I worked delivering furniture two days a week in my youth and had a colleague with me in my truck one day every week. Sure, it was easier to be two when a sofa or bed needed to be carried into a third-floor apartment, but to be honest, my work was easier on the days when I drove alone. Some things you can’t do alone, but I found methods to deliver a sofa up a staircase without help. It was easier than asking the customer or my colleague for help.
When you read forums and similar platforms where many write about their lives as autistic, you find one thing repeatedly. And that is the longing not to be alone. I can understand it to some extent. Personally, I long for moments when I’m alone, but I’ve also been on the other side. Wanting to be social is natural even if you have autism, but truly being social is challenging when you don’t understand all the hidden quirks, body language, and signs that “ordinary” people use.
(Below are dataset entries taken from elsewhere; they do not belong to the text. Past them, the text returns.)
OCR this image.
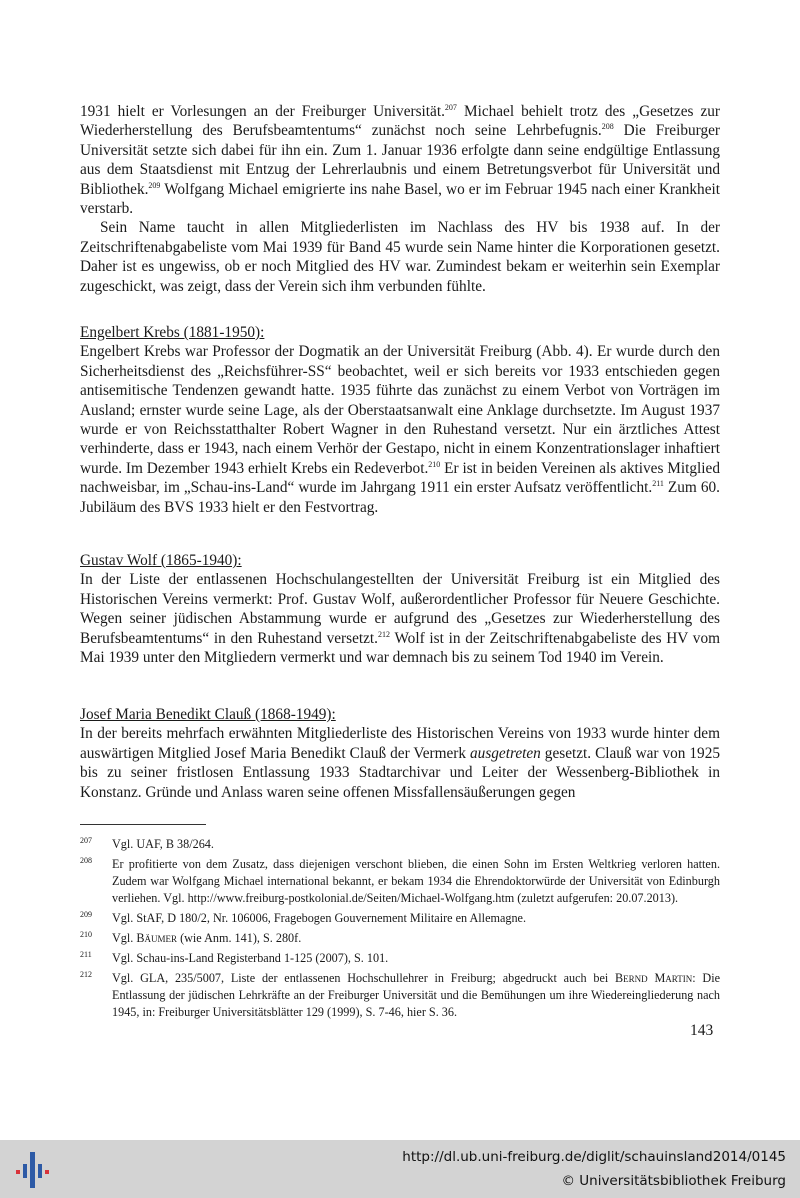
1931 hielt er Vorlesungen an der Freiburger Universität.$^{207}$ Michael behielt trotz des „Gesetzes zur Wiederherstellung des Berufsbeamtentums“ zunächst noch seine Lehrbefugnis.$^{208}$ Die Freiburger Universität setzte sich dabei für ihn ein. Zum 1. Januar 1936 erfolgte dann seine endgültige Entlassung aus dem Staatsdienst mit Entzug der Lehrerlaubnis und einem Betretungsverbot für Universität und Bibliothek.$^{209}$ Wolfgang Michael emigrierte ins nahe Basel, wo er im Februar 1945 nach einer Krankheit verstarb.

Sein Name taucht in allen Mitgliederlisten im Nachlass des HV bis 1938 auf. In der Zeitschriftenabgabeliste vom Mai 1939 für Band 45 wurde sein Name hinter die Korporationen gesetzt. Daher ist es ungewiss, ob er noch Mitglied des HV war. Zumindest bekam er weiterhin sein Exemplar zugeschickt, was zeigt, dass der Verein sich ihm verbunden fühlte.

Engelbert Krebs (1881-1950):

Engelbert Krebs war Professor der Dogmatik an der Universität Freiburg (Abb. 4). Er wurde durch den Sicherheitsdienst des „Reichsführer-SS“ beobachtet, weil er sich bereits vor 1933 entschieden gegen antisemitische Tendenzen gewandt hatte. 1935 führte das zunächst zu einem Verbot von Vorträgen im Ausland; ernster wurde seine Lage, als der Oberstaatsanwalt eine Anklage durchsetzte. Im August 1937 wurde er von Reichsstatthalter Robert Wagner in den Ruhestand versetzt. Nur ein ärztliches Attest verhinderte, dass er 1943, nach einem Verhör der Gestapo, nicht in einem Konzentrationslager inhaftiert wurde. Im Dezember 1943 erhielt Krebs ein Redeverbot.$^{210}$ Er ist in beiden Vereinen als aktives Mitglied nachweisbar, im „Schau-ins-Land“ wurde im Jahrgang 1911 ein erster Aufsatz veröffentlicht.$^{211}$ Zum 60. Jubiläum des BVS 1933 hielt er den Festvortrag.

Gustav Wolf (1865-1940):

In der Liste der entlassenen Hochschulangestellten der Universität Freiburg ist ein Mitglied des Historischen Vereins vermerkt: Prof. Gustav Wolf, außerordentlicher Professor für Neuere Geschichte. Wegen seiner jüdischen Abstammung wurde er aufgrund des „Gesetzes zur Wiederherstellung des Berufsbeamtentums“ in den Ruhestand versetzt.$^{212}$ Wolf ist in der Zeitschriftenabgabeliste des HV vom Mai 1939 unter den Mitgliedern vermerkt und war demnach bis zu seinem Tod 1940 im Verein.

Josef Maria Benedikt Clauß (1868-1949):

In der bereits mehrfach erwähnten Mitgliederliste des Historischen Vereins von 1933 wurde hinter dem auswärtigen Mitglied Josef Maria Benedikt Clauß der Vermerk ausgetreten gesetzt. Clauß war von 1925 bis zu seiner fristlosen Entlassung 1933 Stadtarchivar und Leiter der Wessenberg-Bibliothek in Konstanz. Gründe und Anlass waren seine offenen Missfallensäußerungen gegen

207	Vgl. UAF, B 38/264.
208	Er profitierte von dem Zusatz, dass diejenigen verschont blieben, die einen Sohn im Ersten Weltkrieg verloren hatten. Zudem war Wolfgang Michael international bekannt, er bekam 1934 die Ehrendoktorwürde der Universität von Edinburgh verliehen. Vgl. http://www.freiburg-postkolonial.de/Seiten/Michael-Wolfgang.htm (zuletzt aufgerufen: 20.07.2013).
209	Vgl. StAF, D 180/2, Nr. 106006, Fragebogen Gouvernement Militaire en Allemagne.
210	Vgl. Bäumer (wie Anm. 141), S. 280f.
211	Vgl. Schau-ins-Land Registerband 1-125 (2007), S. 101.
212	Vgl. GLA, 235/5007, Liste der entlassenen Hochschullehrer in Freiburg; abgedruckt auch bei Bernd Martin: Die Entlassung der jüdischen Lehrkräfte an der Freiburger Universität und die Bemühungen um ihre Wiedereingliederung nach 1945, in: Freiburger Universitätsblätter 129 (1999), S. 7-46, hier S. 36.
143
http://dl.ub.uni-freiburg.de/diglit/schauinsland2014/0145
© Universitätsbibliothek Freiburg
Social interaction is, in any case, very demanding for me, and I’ve started to prefer having my contacts “at a distance.” Instead of calling my insurance company when I have a question, I now chat with a salesperson. It takes considerably longer, but I have the opportunity to understand what the person on the other side of the screen really means since it’s difficult to convey something with your voice tone when writing. You’re forced to be direct and clear in a different way when chatting than when talking to someone. Chatting or writing was a prerequisite for me to get to know my wife. We spoke a lot on the phone and met a lot, but I never remembered much of what we talked about. On the other hand, what we wrote, texted, and communicated clearly stuck, and that’s where I also found my wife, whom I love and care for today. I still find it easier if she would text instead of calling when there’s something important. It’s very nice to hear her voice, but the content of the communication takes a back seat in those moments. When talking on the phone, it becomes a lot of verbal diarrhea.
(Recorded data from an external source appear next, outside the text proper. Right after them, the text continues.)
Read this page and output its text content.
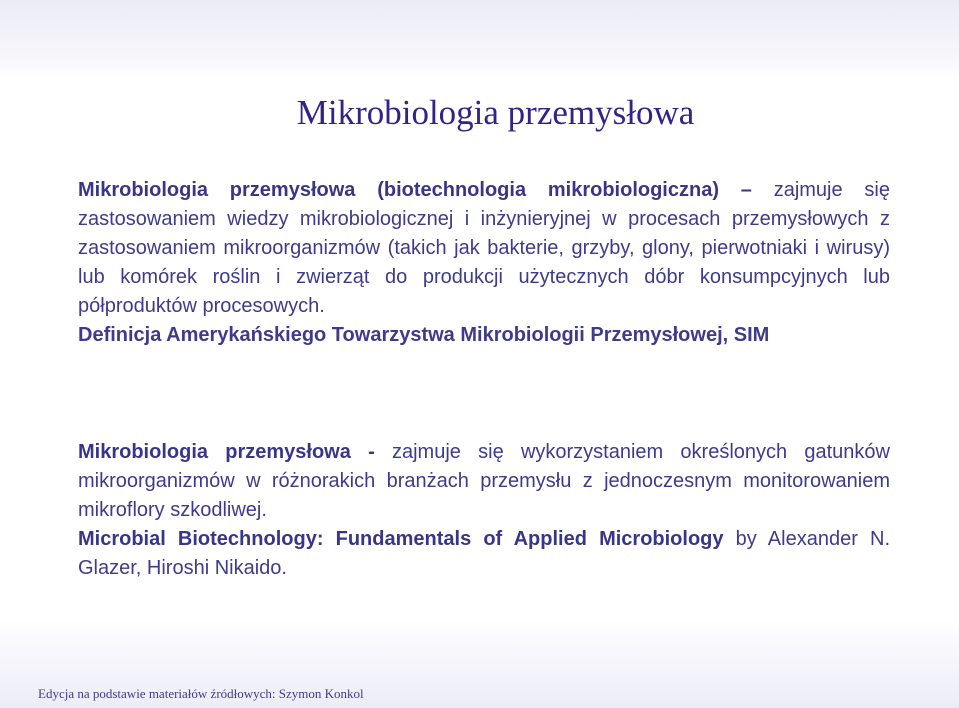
Mikrobiologia przemysłowa

Mikrobiologia przemysłowa (biotechnologia mikrobiologiczna) – zajmuje się zastosowaniem wiedzy mikrobiologicznej i inżynieryjnej w procesach przemysłowych z zastosowaniem mikroorganizmów (takich jak bakterie, grzyby, glony, pierwotniaki i wirusy) lub komórek roślin i zwierząt do produkcji użytecznych dóbr konsumpcyjnych lub półproduktów procesowych.
Definicja Amerykańskiego Towarzystwa Mikrobiologii Przemysłowej, SIM

Mikrobiologia przemysłowa - zajmuje się wykorzystaniem określonych gatunków mikroorganizmów w różnorakich branżach przemysłu z jednoczesnym monitorowaniem mikroflory szkodliwej.
Microbial Biotechnology: Fundamentals of Applied Microbiology by Alexander N. Glazer, Hiroshi Nikaido.

Edycja na podstawie materiałów źródłowych: Szymon Konkol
I understand why it’s challenging to find the answer to what it’s like to have high-functioning autism. I’ve really tried to think about how I would write to avoid ending up in the situation everyone else ends up in. All articles I’ve seen on the subject are biased and look at autistic people from the outside. But how is it to be autistic? I, who have never had the experience of being someone who isn’t autistic, also find it challenging to explain the differences. I can only see my own frustration and shortcomings, but are they specific to me with autism? Perhaps it’s that even you, who don’t have autism, have similar problems? I know there are people without autism who also prefer to be alone in their free time to make room for their thoughts and ideas. What I can see are some consequences that I suffer from because I have limitations in my ability to communicate and socialize in a socially accepted manner. Consequences like conflicts, exclusion, inability to perform my job are not uncommon for me. The question to ask might not be how it is to have high-functioning autism, but maybe one should ask, how should I relate to someone with autism?